Annie Lou McPheeters (née Watters) (February 22, 1908 – December 23, 1994) was an African American librarian and civil rights activist. She was known for starting the Negro History Collection at the Auburn Carnegie Library, in Atlanta Georgia. The Atlanta-Fulton Public Library System named the Washington Park/Annie L. McPheeters Branch Library in honor of her work.[1]
In 1936 she became the librarian of the Auburn Carnegie Library, in Atlanta GA, where she started the Negro History Collection and was also instrumental in the creation of educational programs.[1] She was the head librarian at that library in the 1930s and 1940s.[2]

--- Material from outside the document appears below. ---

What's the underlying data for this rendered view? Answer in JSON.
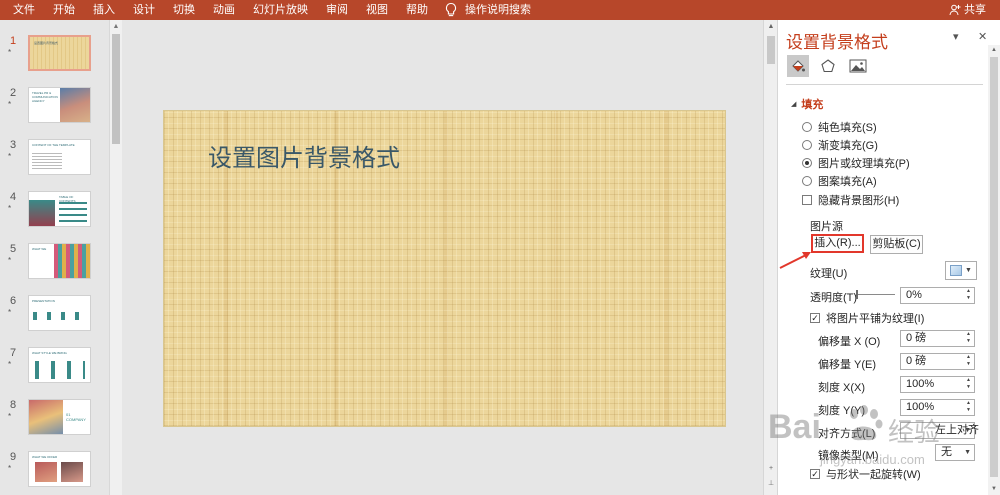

She was the first African-American professional librarian with the Atlanta Public Library system, working within the Negro Department with two other librarians beginning in 1949.[3][4] She oversaw three segregated library branches—Auburn, University Homes and West Hunter.[4] In the 1950s those branches led educational programs for their Black patrons on topics such as politics and government, teaching their patrons how to use voting machines, and running discussion programs about civics.[4]
She interacted with library patrons such as a young Martin Luther King Jr. and Maynard Jackson.[4] McPheeters personally campaigned for library desegregation in Atlanta, which was finally achieved in 1959. From 1966 to 1975, she worked as a librarian at Georgia State University, making her the first African-American faculty member at that school.[3] From 1977 to 1979 she worked as a consultant at Pergamon Press.